Superiority of one tool for CGA over another has not been shown [29]. In this study, we have chosen well-validated tools often used in geriatric research:

Functional status was assessed by three measures: ADL, instrumental ADL (IADL), and Timed Up and Go (TUG).

ADL was assessed by BARTHEL 100 [30,31]. It comprises 10 domains of daily living. Each domain is scored and may range from 0 (totally dependent) to 5–15 (independent). The total sum-score ranges from 0 to 100. A score of 90 and above indicates independence.

Functional Activities Questionnaire (FAQ) IADL [32,33] assesses 10 domains of daily life. The ability to handle financial matters, transportation, housekeeping, laundry, preparation of food, shopping and administration of own medications etc., is assessed. The scores range from 0 to 3 in all domains. A higher score indicates higher degree of dependence. Scores 0–1 in any domain (normal function/manages with problems) indicate independence. Scores 2–3 in any domain (needs help/dependent on help) indicate dependency. Highest sum-score is 30 indicating total dependence.

Comorbidity is the co-occurrence of other diseases in a patient with an index disease. In this context, the index disease is the cancer diagnosis. Information on comorbidity was obtained from review of hospital records supplemented with information from the patient interview using the Cumulative Indexed Rating Scale-Geriatrics (CIRS-G) [34], and this was scored according to the modified guidelines 2008 [35]. The CIRS-G assesses 14 organ systems, scoring comorbidity in each organ system by a five-point scale ranging from grade 0 (no problem) to grade 4 (extremely severe/immediate treatment required/end organ damage). CIRS-G comprises both information on diagnoses and severity of diagnoses. In addition, CIRS-G also comprises information on lifestyle factors such as smoking and abuse of alcohol, use of, for example, anxiolytics and previous conditions such as earlier cancer diseases or kidney stones.

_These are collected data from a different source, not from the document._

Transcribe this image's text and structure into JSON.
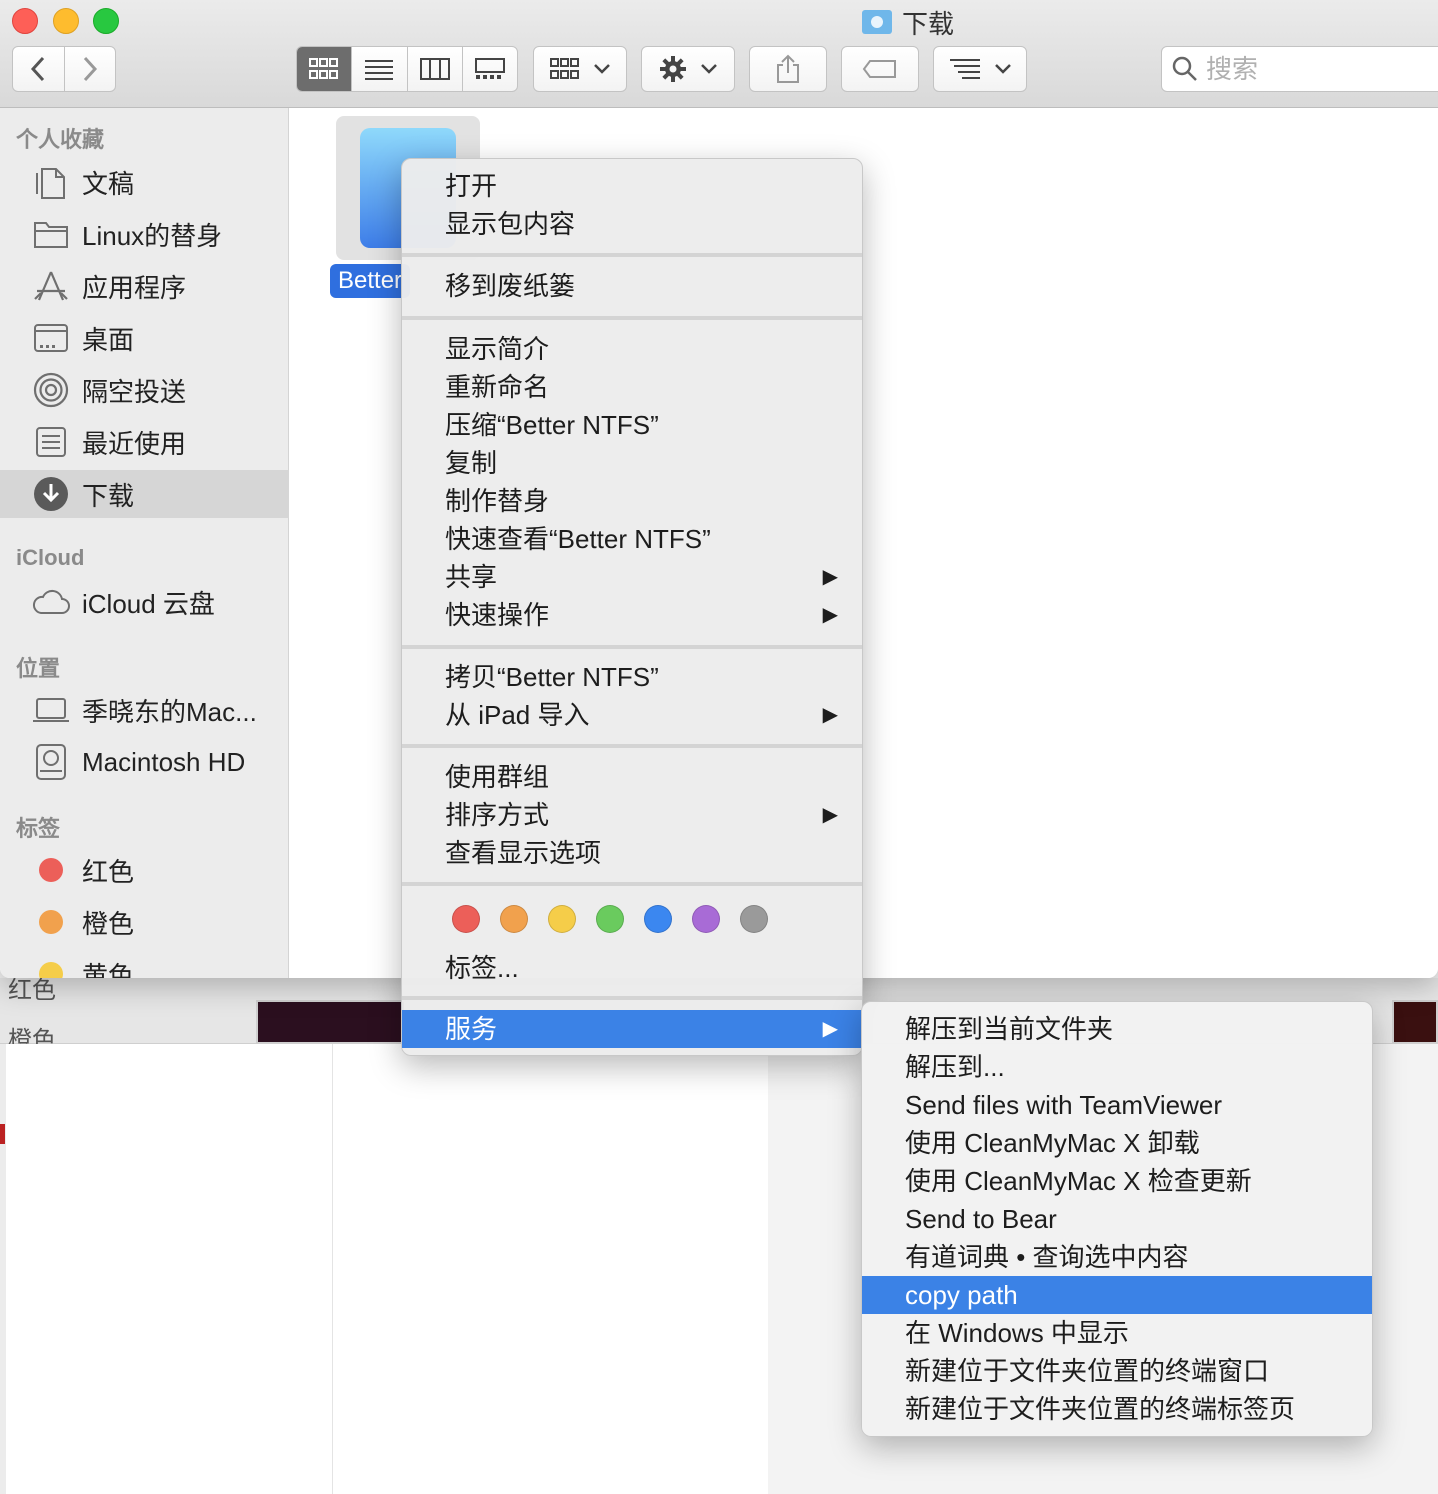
{
  "window": {
    "title": "下载"
  },
  "search": {
    "placeholder": "搜索"
  },
  "sidebar": {
    "favorites_header": "个人收藏",
    "favorites": [
      {
        "label": "文稿",
        "icon": "document-icon"
      },
      {
        "label": "Linux的替身",
        "icon": "folder-icon"
      },
      {
        "label": "应用程序",
        "icon": "applications-icon"
      },
      {
        "label": "桌面",
        "icon": "desktop-icon"
      },
      {
        "label": "隔空投送",
        "icon": "airdrop-icon"
      },
      {
        "label": "最近使用",
        "icon": "recents-icon"
      },
      {
        "label": "下载",
        "icon": "downloads-icon",
        "selected": true
      }
    ],
    "icloud_header": "iCloud",
    "icloud": [
      {
        "label": "iCloud 云盘",
        "icon": "cloud-icon"
      }
    ],
    "locations_header": "位置",
    "locations": [
      {
        "label": "季晓东的Mac...",
        "icon": "laptop-icon"
      },
      {
        "label": "Macintosh HD",
        "icon": "harddisk-icon"
      }
    ],
    "tags_header": "标签",
    "tags": [
      {
        "label": "红色",
        "color": "#ec5f59"
      },
      {
        "label": "橙色",
        "color": "#f1a14d"
      },
      {
        "label": "黄色",
        "color": "#f5cd49"
      }
    ]
  },
  "file": {
    "label": "Better"
  },
  "context_menu": {
    "groups": [
      [
        {
          "label": "打开"
        },
        {
          "label": "显示包内容"
        }
      ],
      [
        {
          "label": "移到废纸篓"
        }
      ],
      [
        {
          "label": "显示简介"
        },
        {
          "label": "重新命名"
        },
        {
          "label": "压缩“Better NTFS”"
        },
        {
          "label": "复制"
        },
        {
          "label": "制作替身"
        },
        {
          "label": "快速查看“Better NTFS”"
        },
        {
          "label": "共享",
          "submenu": true
        },
        {
          "label": "快速操作",
          "submenu": true
        }
      ],
      [
        {
          "label": "拷贝“Better NTFS”"
        },
        {
          "label": "从 iPad 导入",
          "submenu": true
        }
      ],
      [
        {
          "label": "使用群组"
        },
        {
          "label": "排序方式",
          "submenu": true
        },
        {
          "label": "查看显示选项"
        }
      ]
    ],
    "tag_colors": [
      "#ec5f59",
      "#f1a14d",
      "#f5cd49",
      "#6acb5e",
      "#3b87f0",
      "#a86bd6",
      "#9a9a9a"
    ],
    "tags_label": "标签...",
    "services_label": "服务",
    "submenu_arrow": "▶"
  },
  "services_submenu": {
    "items": [
      {
        "label": "解压到当前文件夹"
      },
      {
        "label": "解压到..."
      },
      {
        "label": "Send files with TeamViewer"
      },
      {
        "label": "使用 CleanMyMac X 卸载"
      },
      {
        "label": "使用 CleanMyMac X 检查更新"
      },
      {
        "label": "Send to Bear"
      },
      {
        "label": "有道词典 • 查询选中内容"
      },
      {
        "label": "copy path",
        "highlighted": true
      },
      {
        "label": "在 Windows 中显示"
      },
      {
        "label": "新建位于文件夹位置的终端窗口"
      },
      {
        "label": "新建位于文件夹位置的终端标签页"
      }
    ]
  },
  "background_window": {
    "labels": [
      "红色",
      "橙色"
    ]
  }
}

Mental status was assessed by Geriatric Depression Scale (GDS) 15-item scale [36] and Mini-Mental State Examination, (MMSE) [37]. Both were performed as interviews.

GDS assesses mood and contains 15 questions to be answered yes or no, giving a total score of 0–15. Higher scores indicate more depressive symptoms. 0–4 are normal scores. A score ≥5 indicates depression. In a Danish population of older community-dwelling persons receiving home care who had MMSE scores from 16 to 30, a cutoff point of 5 on the GDS indicated depression with a sensitivity of 83% and specificity of 84% [38].

MMSE is a screening instrument for cognitive impairment. It includes 20 items testing a variety of cognitive functions including orientation, abstraction, and visuo-spatial ability. The score ranges from 0 to 30. A score <24 is indicative of cognitive problems. A score of >28 indicates no cognitive problems.

Nutritional status was assessed by the Mini-Nutritional Assessment (MNA) [39] screening instrument indicative of the nutritional status. Lower scores indicate impaired nutritional status. A score ≥24 indicates normal nutritional status and a score <17 malnutrition.

Classification of patients by CGA

Based on the results of CGA, patients were classified into three groups according to their robustness: fit, vulnerable, and frail. Fulfilling of all following criteria defined fit patients: little or no comorbidity, independency in both ADL and IADL, absence of cognitive problems and depressive symptoms, a normal nutritional status, and less than 5 daily medications. Frail patients were defined by any of following: dependence in ADL, three or more severe comorbidities or any extremely severe comorbidity, cognitive problems, depressive symptoms, malnutrition or more than seven daily medications. Patients neither fit nor frail were classified as vulnerable (for further information, see supplementary material). The group of patients neither fit nor frail is inconsistently labeled in the literature: In some studies, the group is named ‘intermediate’ [19,28,40] or ‘pre-frail’ [41] and in other studies the group ‘vulnerable’ [23,42,43]. In the present study, we use ‘vulnerable’ to describe this CGA group. We chose to use the same CGA-based frailty classification as previously published by Kristjansson [12]. This classification is based on the Balducci criteria [18]. The result of CGA was included in the electronic medical file, which was available to the oncologist. The result of CGA was sent to the patients’ general practitioner. Information on patients’ identified need for intervention was registered in four categories: Need for change in medication, nutritional optimization, physical exercise, and optimization of the social situation.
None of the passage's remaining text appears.